Kirkus Reviews (February 1, 2017)
A dystopian vision of a future United States undone by civil war and plague.El Akkad’s debut novel is set during the tail end of the 21st century, with the North and South at it again. Southern states have taken up arms to protest a Northern ban on fossil fuels, and the war-torn secessionist “Mag” (Mississippi, Alabama, and Georgia) has forced civilians to herd in refugee camps. (South Carolina, attacked by a weaponized virus, is “a walled hospice.”) Among the refugees is Sarat, who as a young girl in 2075 escaped a much-diminished Louisiana (climate change has swallowed the coasts) with her family to what seems like an endless occupation. But in the years tracked by the novel, Sarat becomes a daring young woman who leads a resistance against the Northern military. El Akkad, a journalist who’s reported from hot spots in the war on terror, has a knack for the language of officialdom: news reports, speeches, history books, and the like that provide background for the various catastrophes that have befallen the country. And he’s cannily imagined Sarat, who is at once a caring daughter and sibling, freedom fighter, and sponge for the wisdom of one old-timer who dispenses tales about occupations decades past. But above all, El Akkad’s novel is an allegory about present-day military occupation, from drone strikes to suicide bombers to camps full of refugees holding “keys to houses that no longer existed in towns long ago deserted.” He imagines this society in some creative ways: battles royal are major entertainments in an internet-free society, and Sarat’s brother becomes an interesting and peculiar folk hero after he’s injured. But El Akkad mainly means to argue that these future miseries exist now overseas.
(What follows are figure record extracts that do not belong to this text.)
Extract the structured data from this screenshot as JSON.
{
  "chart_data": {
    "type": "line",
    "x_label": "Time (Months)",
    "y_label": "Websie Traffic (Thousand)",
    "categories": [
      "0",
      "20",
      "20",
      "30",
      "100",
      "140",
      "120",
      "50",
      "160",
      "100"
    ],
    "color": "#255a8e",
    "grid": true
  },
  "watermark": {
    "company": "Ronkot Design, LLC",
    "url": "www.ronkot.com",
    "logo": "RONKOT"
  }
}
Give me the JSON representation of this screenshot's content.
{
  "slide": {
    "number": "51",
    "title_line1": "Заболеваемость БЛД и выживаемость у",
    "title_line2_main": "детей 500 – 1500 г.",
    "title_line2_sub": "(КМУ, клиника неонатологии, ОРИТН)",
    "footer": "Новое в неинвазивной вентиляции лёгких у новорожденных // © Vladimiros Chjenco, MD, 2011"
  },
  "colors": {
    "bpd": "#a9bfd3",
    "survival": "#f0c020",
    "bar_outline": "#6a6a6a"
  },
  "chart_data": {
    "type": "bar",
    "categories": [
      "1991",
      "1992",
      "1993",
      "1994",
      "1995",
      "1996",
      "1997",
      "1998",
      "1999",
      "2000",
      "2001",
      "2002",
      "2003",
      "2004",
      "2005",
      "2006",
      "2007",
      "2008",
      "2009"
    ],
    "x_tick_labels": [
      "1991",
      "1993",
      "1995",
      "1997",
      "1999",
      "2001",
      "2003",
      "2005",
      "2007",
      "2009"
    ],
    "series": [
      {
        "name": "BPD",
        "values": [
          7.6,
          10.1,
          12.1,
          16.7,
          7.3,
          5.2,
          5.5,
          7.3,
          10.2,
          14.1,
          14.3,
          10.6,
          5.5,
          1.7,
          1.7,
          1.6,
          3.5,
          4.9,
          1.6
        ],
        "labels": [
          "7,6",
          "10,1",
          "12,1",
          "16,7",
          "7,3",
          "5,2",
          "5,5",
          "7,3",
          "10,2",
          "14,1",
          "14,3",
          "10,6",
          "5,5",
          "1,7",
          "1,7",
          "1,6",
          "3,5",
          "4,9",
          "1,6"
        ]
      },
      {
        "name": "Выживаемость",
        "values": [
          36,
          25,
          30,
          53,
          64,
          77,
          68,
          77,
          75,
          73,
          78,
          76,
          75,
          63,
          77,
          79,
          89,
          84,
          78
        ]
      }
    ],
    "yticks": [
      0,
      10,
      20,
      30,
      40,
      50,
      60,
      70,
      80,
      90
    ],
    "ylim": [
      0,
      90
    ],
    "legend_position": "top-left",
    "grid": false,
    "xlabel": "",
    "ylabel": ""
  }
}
A well-imagined if somber window into social collapse.
About the Author
Omar was born in Cairo, Egypt and grew up in Doha, Qatar until he moved to Canada with his family. He is an award-winning journalist and author who has traveled around the world to cover many of the most important news stories of the last decade. His reporting includes dispatches from the NATO-led war in Afghanistan, the military trials at Guantànamo Bay, the Arab Spring revolution in Egypt and the Black Lives Matter movement in Ferguson, Missouri. He is a recipient of Canada’s National Newspaper Award for investigative reporting and the Goff Penny Memorial Prize for Young Canadian Journalists, as well as three National Magazine Award honorable mentions. He lives in Portland, Oregon.